Using Pilot to analyze existing data

Existing experiment data can be easily analyzed using the analyze command of Pilot.

Basic Command

You can just pipe your data into Pilot. Say you have existing test data in file unit_test_analyze_input.csv (sample in the cli/test directory of the Pilot source code) with one sample per line, you can do

pilot analyze unit_test_analyze_input.csv

or pipe the data in through a pipe

cat | pilot analyze -

(the ending - option tells Pilot to read data from stdin)

The output would be like:

1:[2016-08-16 10:34:45] <info> Preset mode activated: quick
2:[2016-08-16 10:34:45] <info> Setting the limit of autocorrelation coefficient to 0.8
sample_size 48
mean 1.756458
optimal_subsession_size 1
CI 0.157416
variance 0.073474
subsession_autocorrelation_coefficient 0.636556

To get help on using the analyze command, run:

pilot analyze --help

Handling Comma Separated Value (CSV) File

Pilot can read data from a Comma Separated Value (CSV) file.
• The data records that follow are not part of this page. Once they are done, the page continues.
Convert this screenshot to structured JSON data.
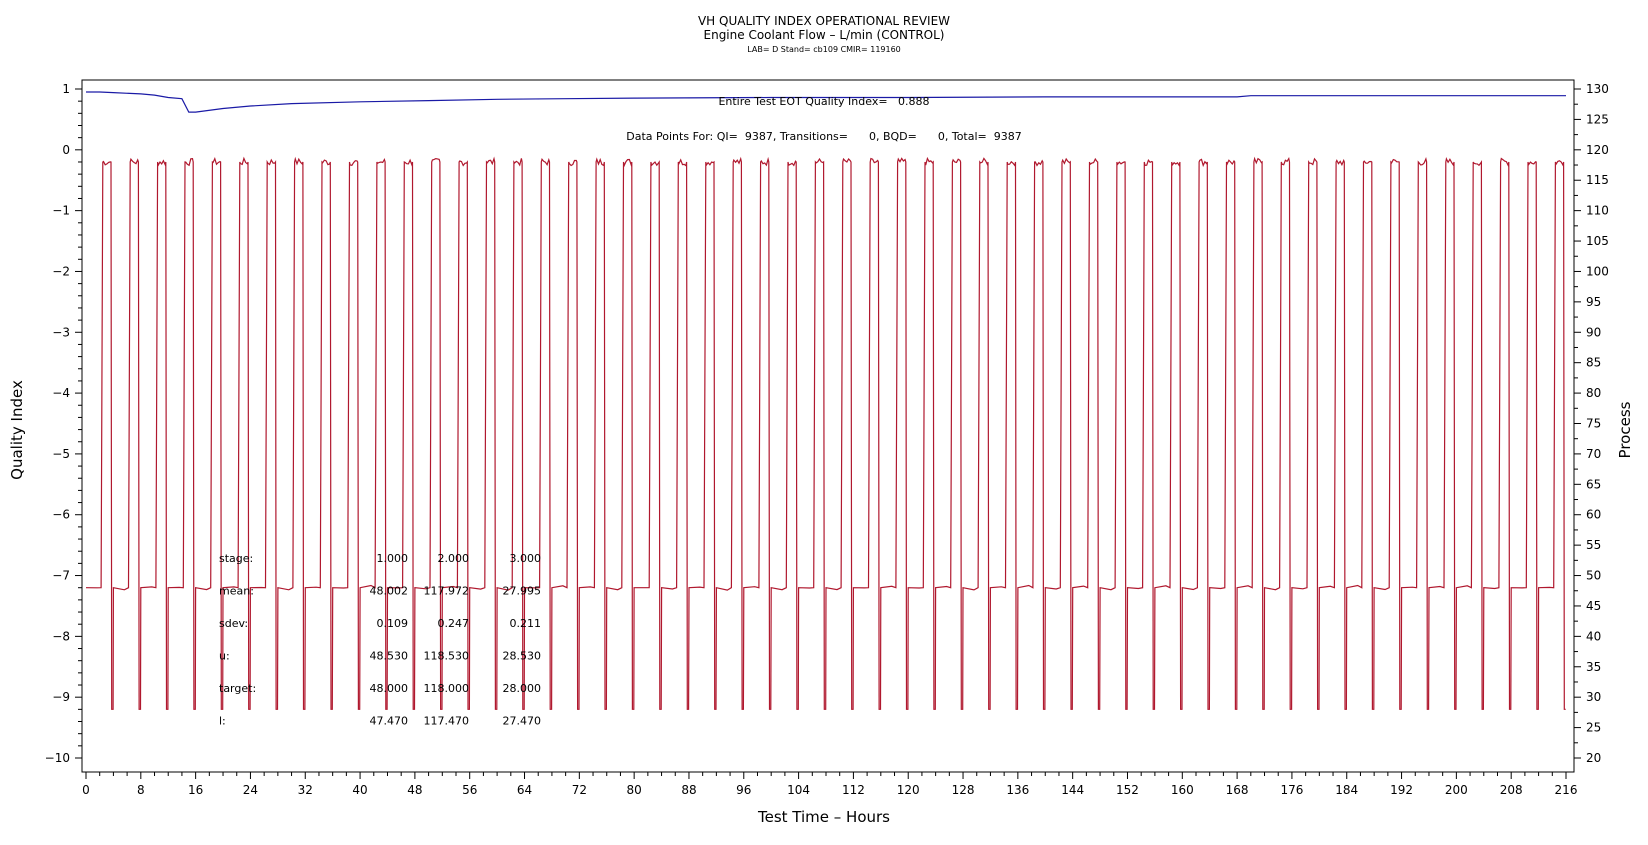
{
  "chart_data": {
    "type": "line",
    "title": "VH QUALITY INDEX OPERATIONAL REVIEW",
    "subtitle": "Engine Coolant Flow – L/min (CONTROL)",
    "subtitle2": "LAB= D Stand= cb109 CMIR= 119160",
    "xlabel": "Test Time – Hours",
    "ylabel_left": "Quality Index",
    "ylabel_right": "Process",
    "xlim": [
      0,
      216
    ],
    "ylim_left": [
      -10,
      1
    ],
    "ylim_right": [
      20,
      130
    ],
    "x_ticks": [
      0,
      8,
      16,
      24,
      32,
      40,
      48,
      56,
      64,
      72,
      80,
      88,
      96,
      104,
      112,
      120,
      128,
      136,
      144,
      152,
      160,
      168,
      176,
      184,
      192,
      200,
      208,
      216
    ],
    "y_ticks_left": [
      1,
      0,
      -1,
      -2,
      -3,
      -4,
      -5,
      -6,
      -7,
      -8,
      -9,
      -10
    ],
    "y_ticks_right": [
      130,
      125,
      120,
      115,
      110,
      105,
      100,
      95,
      90,
      85,
      80,
      75,
      70,
      65,
      60,
      55,
      50,
      45,
      40,
      35,
      30,
      25,
      20
    ],
    "annotations": {
      "eot": "Entire Test EOT Quality Index=   0.888",
      "points": "Data Points For: QI=  9387, Transitions=      0, BQD=      0, Total=  9387"
    },
    "series": [
      {
        "name": "Quality Index",
        "axis": "left",
        "color": "#1a1aa6",
        "x": [
          0,
          2,
          4,
          8,
          10,
          12,
          14,
          15,
          16,
          20,
          24,
          30,
          40,
          50,
          60,
          70,
          80,
          100,
          120,
          140,
          160,
          168,
          170,
          186,
          190,
          200,
          210,
          216
        ],
        "y": [
          0.95,
          0.95,
          0.94,
          0.92,
          0.9,
          0.86,
          0.84,
          0.62,
          0.62,
          0.68,
          0.72,
          0.76,
          0.79,
          0.81,
          0.83,
          0.84,
          0.85,
          0.86,
          0.86,
          0.87,
          0.87,
          0.87,
          0.89,
          0.89,
          0.89,
          0.89,
          0.89,
          0.89
        ]
      },
      {
        "name": "Process",
        "axis": "right",
        "color": "#b0182e",
        "pattern": "cyclic",
        "period_h": 4,
        "cycles": 54,
        "levels": [
          48,
          118,
          28
        ],
        "low_cycles": [
          1,
          2,
          3,
          4,
          5,
          6,
          7,
          8,
          9,
          10,
          11,
          12,
          13,
          14,
          15,
          16,
          17,
          18,
          19,
          20,
          21,
          22,
          23,
          24,
          25,
          26,
          27,
          28,
          29,
          30,
          31,
          32,
          33,
          34,
          35,
          36,
          37,
          38,
          39,
          40,
          41,
          42,
          43,
          44,
          45,
          46,
          47,
          48,
          49,
          50,
          51,
          52,
          53,
          54
        ]
      }
    ],
    "stats_table": {
      "rows": [
        {
          "label": "stage:",
          "values": [
            "1.000",
            "2.000",
            "3.000"
          ]
        },
        {
          "label": "mean:",
          "values": [
            "48.002",
            "117.972",
            "27.995"
          ]
        },
        {
          "label": "sdev:",
          "values": [
            "0.109",
            "0.247",
            "0.211"
          ]
        },
        {
          "label": "u:",
          "values": [
            "48.530",
            "118.530",
            "28.530"
          ]
        },
        {
          "label": "target:",
          "values": [
            "48.000",
            "118.000",
            "28.000"
          ]
        },
        {
          "label": "l:",
          "values": [
            "47.470",
            "117.470",
            "27.470"
          ]
        }
      ]
    },
    "grid": false
  }
}
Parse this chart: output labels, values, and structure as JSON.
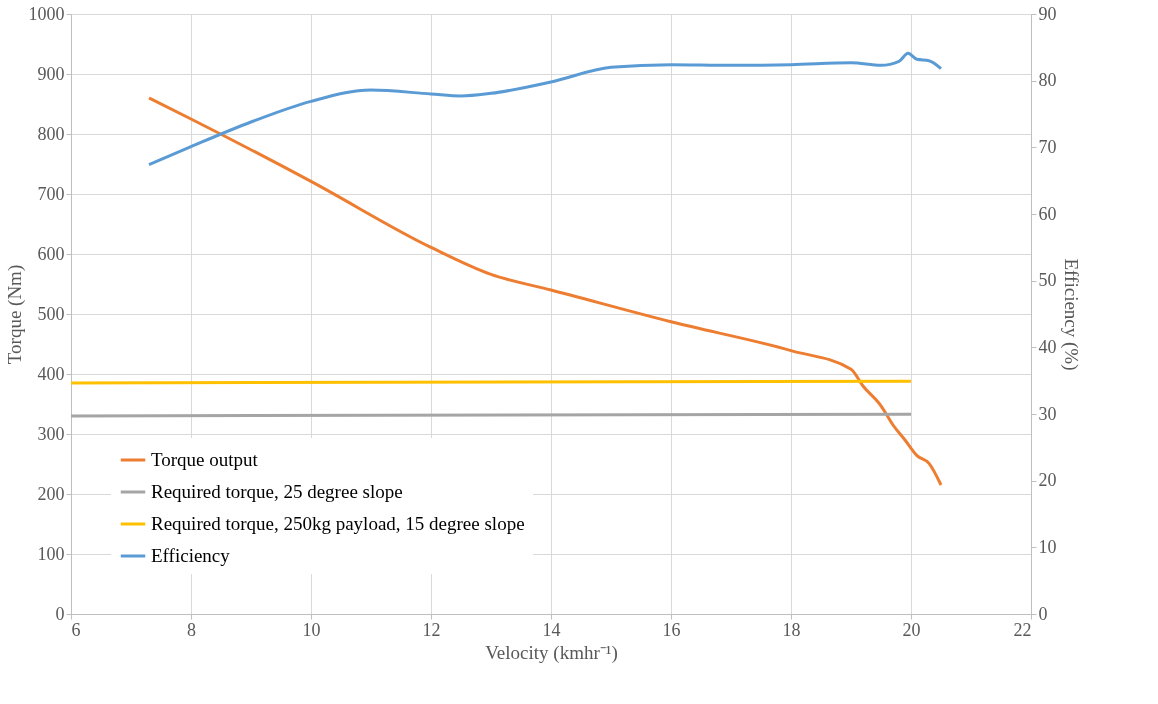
{
  "chart_data": {
    "type": "line",
    "xlabel": "Velocity (kmhr⁻¹)",
    "ylabel": "Torque (Nm)",
    "y2label": "Efficiency (%)",
    "xlim": [
      6,
      22
    ],
    "xticks": [
      6,
      8,
      10,
      12,
      14,
      16,
      18,
      20,
      22
    ],
    "ylim": [
      0,
      1000
    ],
    "yticks": [
      0,
      100,
      200,
      300,
      400,
      500,
      600,
      700,
      800,
      900,
      1000
    ],
    "y2lim": [
      0,
      90
    ],
    "y2ticks": [
      0,
      10,
      20,
      30,
      40,
      50,
      60,
      70,
      80,
      90
    ],
    "grid": true,
    "legend": "bottom left",
    "series": [
      {
        "name": "Torque output",
        "color": "#ed7d31",
        "x": [
          7.3,
          8,
          10,
          12,
          13,
          14,
          16,
          18,
          19,
          19.2,
          19.5,
          19.7,
          19.9,
          20.1,
          20.3,
          20.5
        ],
        "values": [
          860,
          825,
          721,
          611,
          566,
          540,
          487,
          439,
          408,
          380,
          347,
          315,
          290,
          264,
          251,
          215
        ]
      },
      {
        "name": "Required torque, 25 degree slope",
        "color": "#a5a5a5",
        "x": [
          6,
          20
        ],
        "values": [
          330,
          333
        ]
      },
      {
        "name": "Required torque, 250kg payload, 15 degree slope",
        "color": "#ffc000",
        "x": [
          6,
          20
        ],
        "values": [
          385,
          388
        ]
      },
      {
        "name": "Efficiency",
        "color": "#5b9bd5",
        "axis": "y2",
        "x": [
          7.3,
          8,
          9,
          10,
          11,
          12,
          12.5,
          13,
          14,
          15,
          16,
          17,
          18,
          19,
          19.5,
          19.8,
          19.95,
          20.1,
          20.3,
          20.5
        ],
        "values": [
          67.4,
          70.1,
          73.8,
          76.9,
          78.6,
          78,
          77.7,
          78.1,
          79.8,
          82,
          82.4,
          82.3,
          82.4,
          82.7,
          82.3,
          82.9,
          84.1,
          83.2,
          83,
          81.8
        ]
      }
    ]
  }
}
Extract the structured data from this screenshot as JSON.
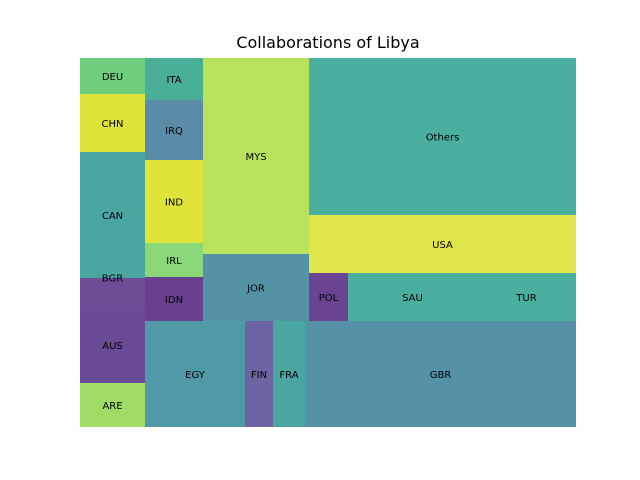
{
  "chart_data": {
    "type": "treemap",
    "title": "Collaborations of Libya",
    "items": [
      {
        "label": "DEU",
        "value": 1,
        "color": "#6fcf7d"
      },
      {
        "label": "CHN",
        "value": 1.5,
        "color": "#dfe43a"
      },
      {
        "label": "CAN",
        "value": 3.2,
        "color": "#4aa6a1"
      },
      {
        "label": "BGR",
        "value": 0.8,
        "color": "#6b4e96"
      },
      {
        "label": "AUS",
        "value": 1.7,
        "color": "#6a4b95"
      },
      {
        "label": "ARE",
        "value": 1.1,
        "color": "#a0dc66"
      },
      {
        "label": "ITA",
        "value": 0.6,
        "color": "#4aaf97"
      },
      {
        "label": "IRQ",
        "value": 0.9,
        "color": "#5a8ca8"
      },
      {
        "label": "IND",
        "value": 1.2,
        "color": "#dfe43a"
      },
      {
        "label": "IRL",
        "value": 0.5,
        "color": "#8bd878"
      },
      {
        "label": "IDN",
        "value": 0.6,
        "color": "#6a3f8e"
      },
      {
        "label": "MYS",
        "value": 5.3,
        "color": "#b9e25c"
      },
      {
        "label": "JOR",
        "value": 1.8,
        "color": "#5493a6"
      },
      {
        "label": "EGY",
        "value": 2.6,
        "color": "#4f9aa6"
      },
      {
        "label": "FIN",
        "value": 0.7,
        "color": "#6e64a3"
      },
      {
        "label": "FRA",
        "value": 0.8,
        "color": "#4aa6a1"
      },
      {
        "label": "Others",
        "value": 10.5,
        "color": "#4aaf9f"
      },
      {
        "label": "USA",
        "value": 3.9,
        "color": "#dfe64a"
      },
      {
        "label": "POL",
        "value": 0.5,
        "color": "#6a4393"
      },
      {
        "label": "SAU",
        "value": 1.6,
        "color": "#4aaf9f"
      },
      {
        "label": "TUR",
        "value": 1.3,
        "color": "#4aaf9f"
      },
      {
        "label": "GBR",
        "value": 7.1,
        "color": "#5692a7"
      }
    ]
  }
}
CSV file holds data in plaintext format and can be generated by many programs, like LibreOffice and Excel. The following options can be passed to Pilot to help parsing a CSV file:

  • Use -f n to set the field (or column) to extract data from. Note that n starts with 0, so data from the (n+1)th field will be analyzed. Currently only one field can be analyzed. If you need to analyze data in multiple fields please run Pilot multiple times with different -f n.
  • Use -i n to ignore the first n lines of the input file. This can be useful for ignoring the CSV file header.

Autocorrelation Analysis

Pilot performs autocorrelation analysis to check whether the input data is i.i.d. and uses subsession analysis to mitigate the high autocorrelation (see for details). The limit for the autocorrelation coefficient (AC) can be set by using --ac n or using a preset. The following ACs are used for three presets:

  • Quick mode (default): AC limit to 0.8
  • Normal mode: AC limit to 0.2
  • Strict mode: AC limit to 0.1

If getting precise result is critical, you should use a smaller AC limit, like 0.1. The consequence is that the confidence interval would become wider with the same amount of input samples.